The chief medical officer of Triumvira Immunologics discussed the company’s future plans.
“We are planning to be able to treat over 2000 patients next year. So by commissioning additional Cocoons from Lonza, with this state-of-the-art technology, our yield has been 100%.”
The HER2-targeted T-cell antigen coupler (TAC) T-cell therapy TAC01-HER2 (Triumvira Immunologics) demonstrated early signs of clinical activity and a manageable safety profile, according to updated data from the phase 1/2 TACTIC-2 study (NCT04727151). A patient with stage 4b gastric cancer treated with TAC01-HER2 had a partial response and those in cohort 2 experienced a disease control rate of 75%.

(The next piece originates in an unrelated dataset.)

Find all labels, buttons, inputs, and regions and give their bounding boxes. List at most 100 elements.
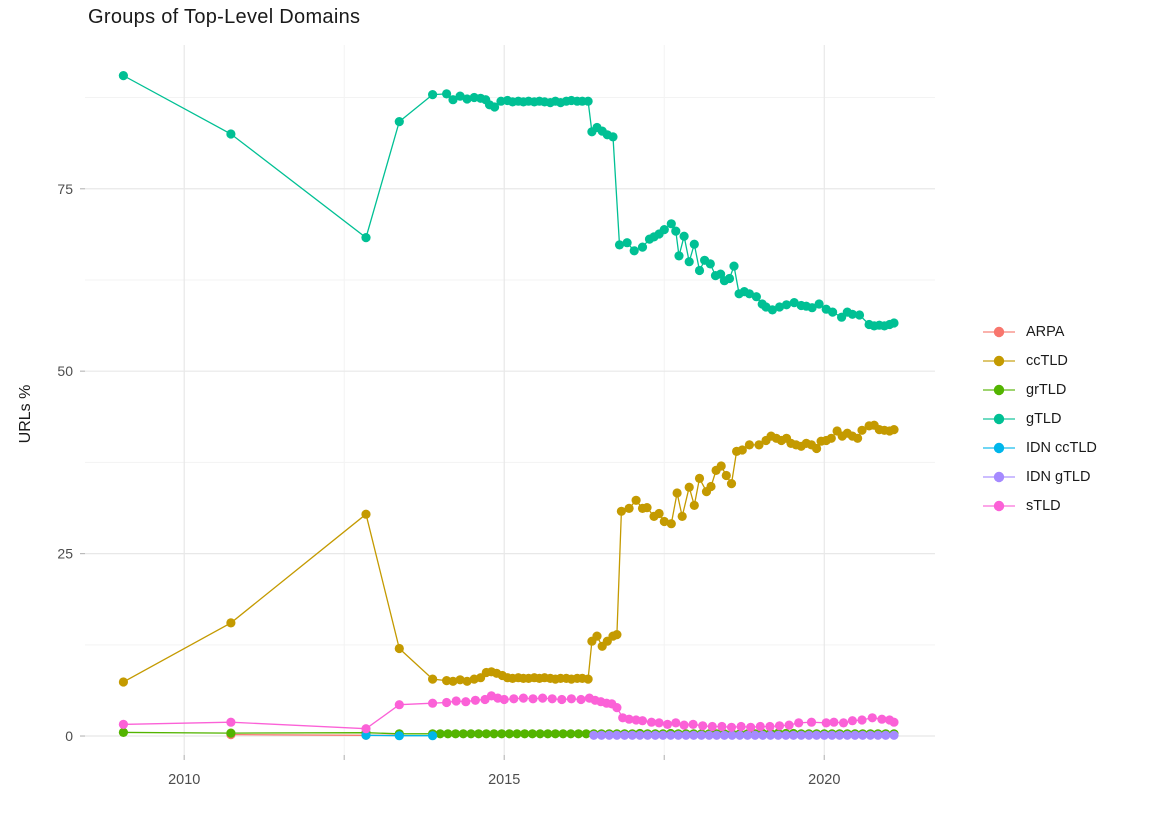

The trial will be enrolling in its phase 2 portion in the beginning of 2023. These data were presented at the European Society for Medical Oncology (ESMO) Congress 2022, taking place September 9-13, in Paris, France, and virtually, by Benjamin L. Schlechter, MD, instructor, medicine, Harvard Medical School, and Dana-Farber Cancer Institute.

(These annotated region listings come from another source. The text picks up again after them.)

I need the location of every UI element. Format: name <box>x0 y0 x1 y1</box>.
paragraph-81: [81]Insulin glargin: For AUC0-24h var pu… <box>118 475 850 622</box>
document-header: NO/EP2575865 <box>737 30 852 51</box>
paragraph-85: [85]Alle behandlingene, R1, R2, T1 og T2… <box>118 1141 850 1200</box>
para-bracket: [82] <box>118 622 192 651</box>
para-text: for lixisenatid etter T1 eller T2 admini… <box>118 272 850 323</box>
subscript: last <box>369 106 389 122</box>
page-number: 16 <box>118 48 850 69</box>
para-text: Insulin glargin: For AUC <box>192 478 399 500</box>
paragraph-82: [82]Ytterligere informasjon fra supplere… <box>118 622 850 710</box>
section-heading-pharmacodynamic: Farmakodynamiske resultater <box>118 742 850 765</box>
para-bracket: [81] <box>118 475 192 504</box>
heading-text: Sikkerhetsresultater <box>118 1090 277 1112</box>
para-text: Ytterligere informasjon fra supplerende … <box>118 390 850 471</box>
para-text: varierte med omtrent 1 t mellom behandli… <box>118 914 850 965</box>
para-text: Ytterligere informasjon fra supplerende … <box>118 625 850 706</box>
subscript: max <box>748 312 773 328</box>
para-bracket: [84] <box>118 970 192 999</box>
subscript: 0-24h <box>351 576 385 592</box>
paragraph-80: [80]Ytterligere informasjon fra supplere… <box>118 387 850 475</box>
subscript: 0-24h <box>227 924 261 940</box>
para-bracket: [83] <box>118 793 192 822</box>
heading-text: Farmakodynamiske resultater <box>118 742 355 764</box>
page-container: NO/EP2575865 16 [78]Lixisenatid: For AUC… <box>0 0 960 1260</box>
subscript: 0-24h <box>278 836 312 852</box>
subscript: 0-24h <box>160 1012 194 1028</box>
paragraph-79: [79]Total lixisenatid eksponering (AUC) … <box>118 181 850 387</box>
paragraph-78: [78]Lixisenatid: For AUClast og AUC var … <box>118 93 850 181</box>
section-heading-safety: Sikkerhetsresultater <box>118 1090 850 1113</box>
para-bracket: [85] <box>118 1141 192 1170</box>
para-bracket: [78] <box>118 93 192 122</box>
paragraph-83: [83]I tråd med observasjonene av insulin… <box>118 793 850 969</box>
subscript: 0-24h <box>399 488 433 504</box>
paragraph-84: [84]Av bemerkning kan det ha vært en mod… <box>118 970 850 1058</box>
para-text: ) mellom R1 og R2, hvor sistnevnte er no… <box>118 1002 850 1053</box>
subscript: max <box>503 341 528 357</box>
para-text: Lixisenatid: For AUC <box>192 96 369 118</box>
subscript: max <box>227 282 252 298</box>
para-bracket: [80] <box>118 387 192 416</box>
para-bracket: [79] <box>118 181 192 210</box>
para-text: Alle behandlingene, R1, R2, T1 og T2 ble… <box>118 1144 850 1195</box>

CGTLive spoke with the senior author of the poster, Deyaa Adib, MD, who is chief medical officer of Triumvira Immunologics, to learn more about Triumvira’s programs and technologies. He discussed an upcoming investigational new drug application (IND) submission in 2023 for claudin 18.2-positive cancers including gastric, pancreatic, ovarian, and lung cancers. He also discussed Lonza’s Cocoon technology that Triumvira is using in its programs and its advantages in the space.